Structural conditions rely on 2D mesh images, which are subject to mesh quality. The simple max-pooling/summation for self-attention fusion may not be optimal.
Evaluation was focused on MSCOCO for generation and HIC/ReIH for reconstruction. More diverse in-the-wild and complex hand-object interaction scenarios could be explored.
Future work: Supporting joint meshes for hand-object interactions and linking semantic components with structural attention (e.g., adaptive \(\alpha\) based on action type).

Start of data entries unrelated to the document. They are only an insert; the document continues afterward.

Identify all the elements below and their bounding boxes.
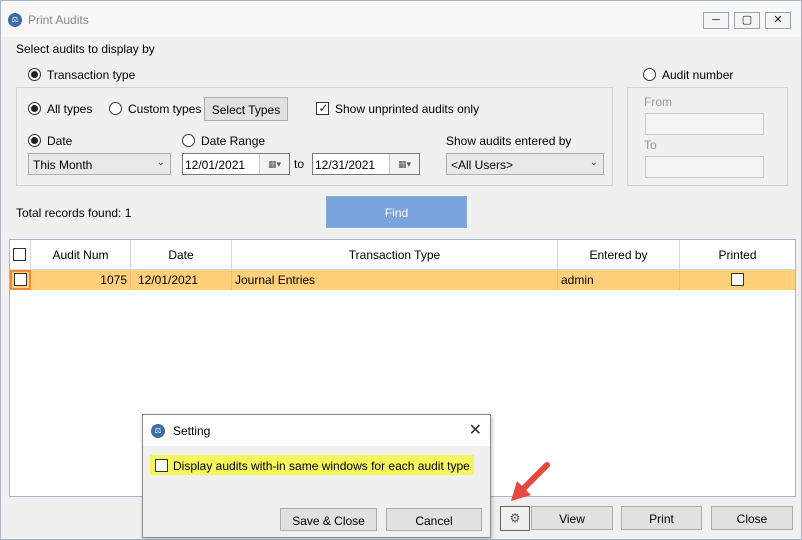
- close-button-label: Close: [736, 512, 768, 526]
- select-types-button[interactable]: Select Types: [204, 97, 288, 121]
- custom-types-label: Custom types: [128, 102, 202, 116]
- save-close-button-label: Save & Close: [292, 514, 365, 528]
- audit-num-value: 1075: [100, 273, 127, 287]
- print-button[interactable]: Print: [621, 506, 702, 530]
- show-unprinted-checkbox[interactable]: [316, 100, 330, 116]
- from-date-value: 12/01/2021: [185, 158, 246, 172]
- audit-number-label: Audit number: [662, 68, 734, 82]
- setting-dialog: ⚖ Setting ✕ Display audits with-in same …: [142, 414, 491, 538]
- settings-button[interactable]: ⚙: [500, 506, 530, 531]
- date-range-label: Date Range: [201, 134, 266, 148]
- save-close-button[interactable]: Save & Close: [280, 508, 377, 531]
- find-button[interactable]: Find: [326, 196, 467, 228]
- display-same-window-label: Display audits with-in same windows for …: [173, 459, 470, 473]
- close-icon[interactable]: ✕: [469, 420, 482, 440]
- all-types-radio[interactable]: [28, 102, 41, 115]
- printed-cell: [680, 270, 795, 290]
- custom-types-radio[interactable]: [109, 102, 122, 115]
- date-option-value: This Month: [33, 158, 93, 172]
- select-all-column: [10, 240, 31, 270]
- view-button[interactable]: View: [531, 506, 613, 530]
- from-date-field[interactable]: 12/01/2021 ▦▾: [182, 153, 290, 175]
- column-header[interactable]: Printed: [680, 240, 795, 270]
- minimize-icon: ─: [712, 14, 720, 26]
- date-cell: 12/01/2021: [131, 270, 232, 290]
- select-all-checkbox[interactable]: [13, 248, 26, 261]
- audit-num-cell: 1075: [31, 270, 131, 290]
- table-row[interactable]: 1075 12/01/2021 Journal Entries admin: [10, 270, 795, 290]
- to-word: to: [294, 157, 305, 171]
- window-title: Print Audits: [28, 13, 89, 27]
- transaction-type-value: Journal Entries: [235, 273, 316, 287]
- to-date-field[interactable]: 12/31/2021 ▦▾: [312, 153, 420, 175]
- from-label: From: [644, 95, 672, 109]
- entered-by-cell: admin: [558, 270, 680, 290]
- red-pointer-arrow: [511, 462, 550, 501]
- to-date-value: 12/31/2021: [315, 158, 376, 172]
- entered-by-value: <All Users>: [451, 158, 514, 172]
- date-radio[interactable]: [28, 134, 41, 147]
- title-bar: ⚖ Print Audits ─ ▢ ✕: [1, 1, 801, 37]
- cancel-button[interactable]: Cancel: [386, 508, 482, 531]
- date-label: Date: [47, 134, 73, 148]
- show-unprinted-label: Show unprinted audits only: [335, 102, 480, 116]
- from-audit-number-field[interactable]: [645, 113, 764, 135]
- cancel-button-label: Cancel: [415, 514, 453, 528]
- printed-checkbox[interactable]: [731, 273, 744, 286]
- column-header-label: Date: [168, 248, 194, 262]
- date-range-radio[interactable]: [182, 134, 195, 147]
- find-button-label: Find: [384, 206, 409, 220]
- dialog-title: Setting: [173, 424, 211, 438]
- entered-by-value-cell: admin: [561, 273, 594, 287]
- column-header-label: Printed: [718, 248, 757, 262]
- column-header[interactable]: Entered by: [558, 240, 680, 270]
- scales-icon: ⚖: [151, 424, 165, 438]
- close-window-button[interactable]: ✕: [765, 12, 791, 29]
- minimize-button[interactable]: ─: [703, 12, 729, 29]
- transaction-type-label: Transaction type: [47, 68, 136, 82]
- grid-header: Audit Num Date Transaction Type Entered …: [10, 240, 795, 270]
- select-types-button-label: Select Types: [211, 103, 281, 117]
- all-types-label: All types: [47, 102, 93, 116]
- maximize-icon: ▢: [741, 14, 753, 26]
- close-icon: ✕: [773, 14, 783, 26]
- column-header-label: Entered by: [589, 248, 648, 262]
- to-audit-number-field[interactable]: [645, 156, 764, 178]
- transaction-type-radio[interactable]: [28, 68, 41, 81]
- display-same-window-checkbox[interactable]: [155, 459, 168, 472]
- column-header[interactable]: Audit Num: [31, 240, 131, 270]
- chevron-down-icon: ⌄: [589, 157, 598, 168]
- view-button-label: View: [559, 512, 585, 526]
- transaction-type-cell: Journal Entries: [232, 270, 558, 290]
- row-select-checkbox[interactable]: [14, 273, 27, 286]
- close-button[interactable]: Close: [711, 506, 793, 530]
- column-header-label: Transaction Type: [348, 248, 441, 262]
- filter-heading: Select audits to display by: [16, 42, 155, 56]
- gear-icon: ⚙: [509, 511, 521, 525]
- row-select-cell: [10, 270, 31, 290]
- dialog-title-bar: ⚖ Setting ✕: [143, 415, 490, 446]
- entered-by-select[interactable]: <All Users> ⌄: [446, 153, 604, 175]
- scales-icon: ⚖: [8, 13, 22, 27]
- print-button-label: Print: [649, 512, 674, 526]
- date-option-select[interactable]: This Month ⌄: [28, 153, 171, 175]
- to-label: To: [644, 138, 657, 152]
- audit-number-radio[interactable]: [643, 68, 656, 81]
- date-value: 12/01/2021: [138, 273, 199, 287]
- total-records: Total records found: 1: [16, 206, 132, 220]
- entered-by-label: Show audits entered by: [446, 134, 572, 148]
- column-header[interactable]: Transaction Type: [232, 240, 558, 270]
- chevron-down-icon: ⌄: [156, 157, 165, 168]
- calendar-icon[interactable]: ▦▾: [389, 154, 419, 174]
- calendar-icon[interactable]: ▦▾: [259, 154, 289, 174]
- maximize-button[interactable]: ▢: [734, 12, 760, 29]
- column-header[interactable]: Date: [131, 240, 232, 270]
- column-header-label: Audit Num: [52, 248, 109, 262]
- print-audits-window: ⚖ Print Audits ─ ▢ ✕ Select audits to di…: [0, 0, 802, 540]
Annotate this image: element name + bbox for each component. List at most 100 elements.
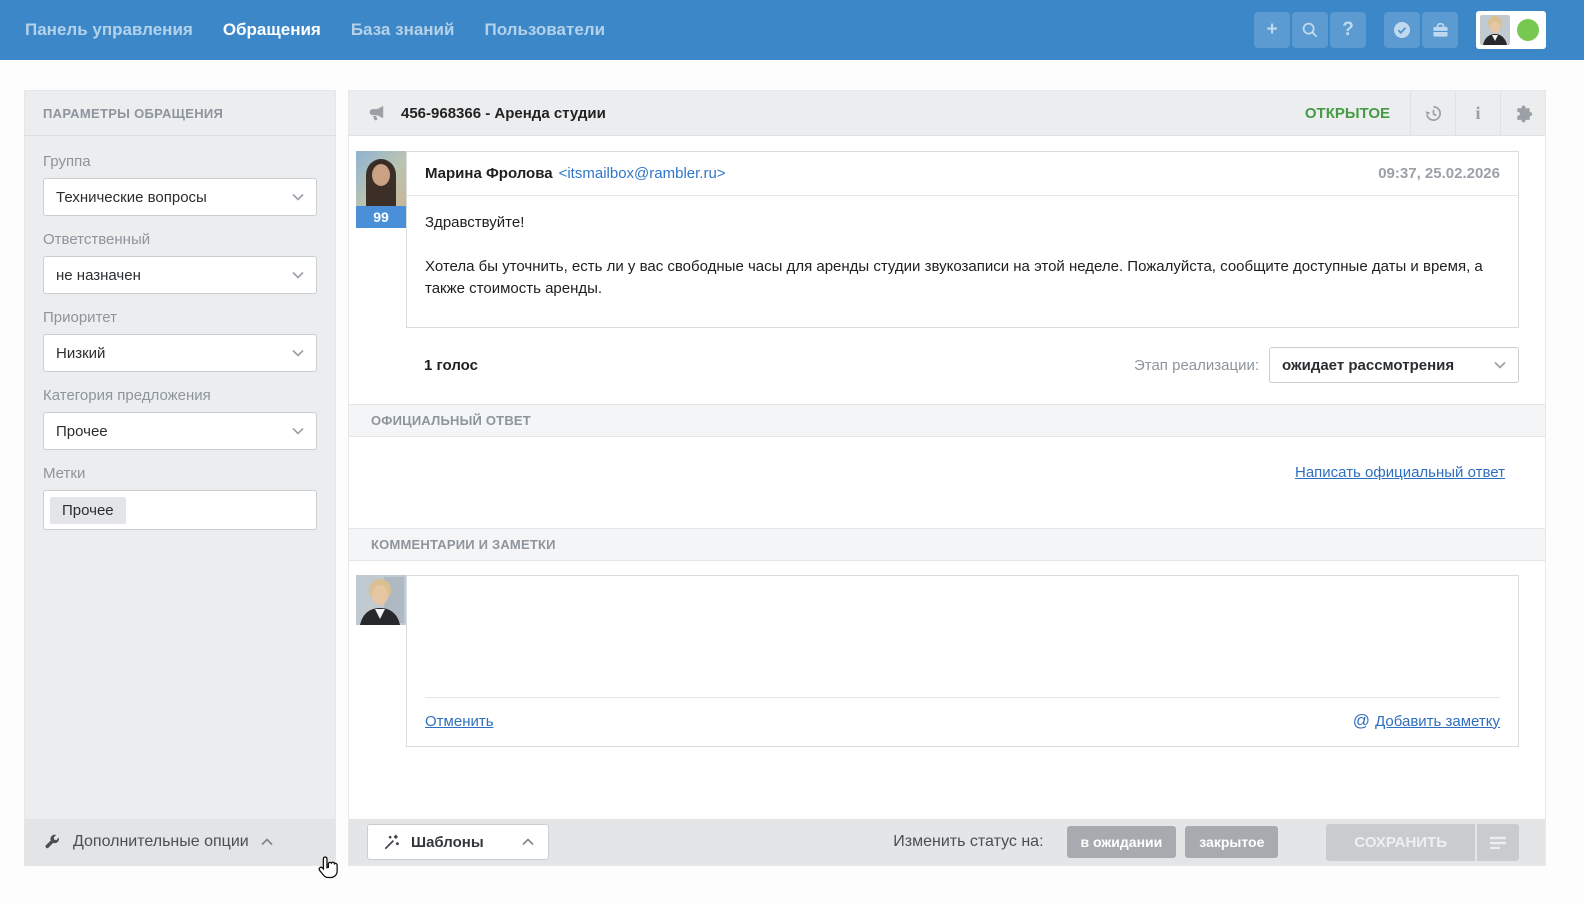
chevron-down-icon <box>292 349 304 357</box>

vs. AttentionHand: Both perform controllable hand generation in-the-wild. However, AttentionHand suffers from VLM overthinking and uses slow two-stage optimization. SesaHand uses CoT for clean semantics and a lightweight bias term, resulting in better quality and ~60x faster speeds.
vs. FoundHand: FoundHand uses 2D keypoints, ignoring shape; SesaHand uses mesh conditions to preserve hand shape.
vs. HandBooster: HandBooster is limited to laboratory settings; SesaHand targets in-the-wild scenarios.
vs. HanDiffuser / Hand1000: These generate hands from text but lack reliable mesh labels for training downstream reconstruction models; SesaHand generates paired data.

Rating¶

Novelty: ⭐⭐⭐⭐ Merging semantic (CoT) and structural (SF/AE) alignment into controllable generation is a specific and well-executed contribution.
Experimental Thoroughness: ⭐⭐⭐⭐ Strong evaluation on both generation and reconstruction, though broader downstream models/datasets would be even better.
Writing Quality: ⭐⭐⭐⭐ Motivated by quantitative analysis; methodology is clear and well-illustrated.
Value: ⭐⭐⭐⭐ Provides an efficient, high-quality paradigm for boosting 3D hand reconstruction via synthetic data.